THE MORNING AFTER

November 9, 2011 § Leave a comment

As is always the case the morning after an election, I awake to discover that I won some and lost some. I”m sure your experience is pretty much the same.

Overall, though, I’m pleased that we once again came together in this ancient civic ritual of our republic and peaceably renewed our government through the ballot, resolving our differences via democracy.

Cynics will argue that I am wrong, that special interests, plutocrats and autocrats actually govern, and that electoral democracy is a chimera designed to placate the masses. As with all overstatements, there is a kernel of unfortunate truth in that, but even the most hardshell cynic can not deny that we did get to vote, and our votes counted.

Some years ago when I campaigned for the judgeship I now hold, I was astonished at the number of people who told me that they would be happy to vote for me if they were registered to vote, but they weren’t registered because they did not want to bother with jury duty.

Think about it. They are shirking the two core privileges/responsibilities of a citizen in a democracy: the right to vote, and the right to a jury of one’s peers. This is mind-boggling to me. Some of these are the very same people who wave the flag, act like patriots, and criticize politics and politicians with whom they disagree. These are some of the same people who welcome back our troops from conflicts afar and forward partisan emails about supporting our troops.

I don’t know about you, but I don’t think of those people as fellow citizens. They are, I hope, fellow taxpayers, and they are fellow occupants of space on this continent, but citizens? No. They are not supporters of our military. They are parasites sponging off of the blood and sacrifice of all who truly valued our freedom and sacrificed their lives, their fortunes and their sacred honor to preserve it.

Lawyers have traditionally had a special role to play as guardians of our democratic ways. They have been looked to as leaders, policy makers, defenders of those whose rights are threatened, and active in the political arena. That role has been blunted, in my opinion, over the past 25 or so years by one party that has vilified lawyers and cynically attacked their legitimate role in society, as well as by lawyers themselves, who have increasingly become shopkeepers interested more in a safe profile and the bottom line. That’s a pity — if my opinion is accurate. If you disagree, feel free to comment.

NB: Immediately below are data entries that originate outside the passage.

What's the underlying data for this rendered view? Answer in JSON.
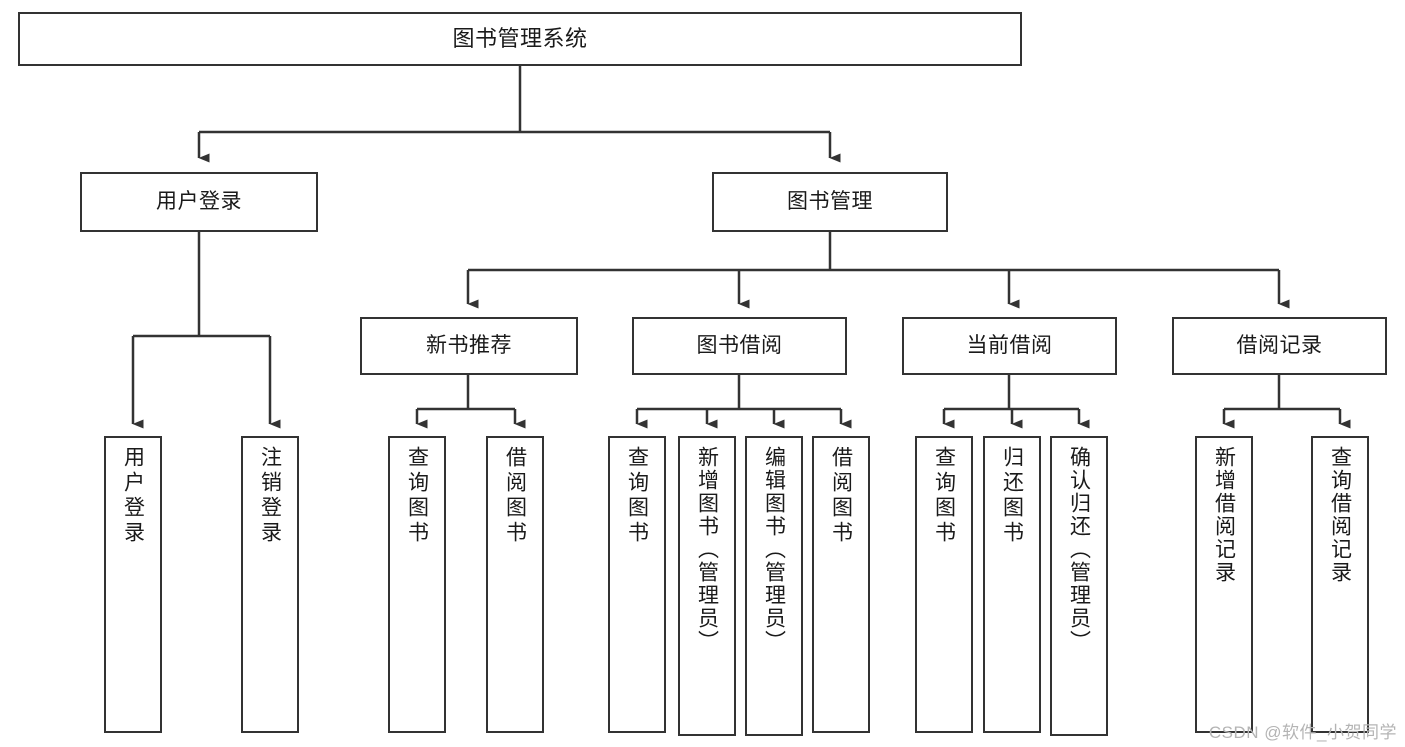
{
  "diagram": {
    "title": "图书管理系统",
    "type": "tree-hierarchy-chart",
    "watermark": "CSDN @软件_小贺同学",
    "line_color": "#333333",
    "box_fill": "#ffffff",
    "text_color": "#1a1a1a"
  },
  "nodes": {
    "root": {
      "label": "图书管理系统"
    },
    "level1": [
      {
        "label": "用户登录"
      },
      {
        "label": "图书管理"
      }
    ],
    "level2": [
      {
        "label": "新书推荐"
      },
      {
        "label": "图书借阅"
      },
      {
        "label": "当前借阅"
      },
      {
        "label": "借阅记录"
      }
    ],
    "leaves": {
      "user_login": [
        {
          "label": "用户登录"
        },
        {
          "label": "注销登录"
        }
      ],
      "new_book": [
        {
          "label": "查询图书"
        },
        {
          "label": "借阅图书"
        }
      ],
      "borrow_book": [
        {
          "label": "查询图书"
        },
        {
          "label": "新增图书（管理员）"
        },
        {
          "label": "编辑图书（管理员）"
        },
        {
          "label": "借阅图书"
        }
      ],
      "current_borrow": [
        {
          "label": "查询图书"
        },
        {
          "label": "归还图书"
        },
        {
          "label": "确认归还（管理员）"
        }
      ],
      "borrow_record": [
        {
          "label": "新增借阅记录"
        },
        {
          "label": "查询借阅记录"
        }
      ]
    }
  }
}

So to those of you who exercised the grandest privilege of your liberty yesterday and voted, I tip my hat to you and embrace you as my fellow citizen. We may not have voted the same way, but we made our voices — however small — heard.

And to those of you lawyers who are hunkered down with your bottom line, I urge you to do yourselves and your embattled profession a favor by sticking your head up out of the trenches, look about you at the surrounding landscape, roll up your sleeves, and lead. Critics be damned.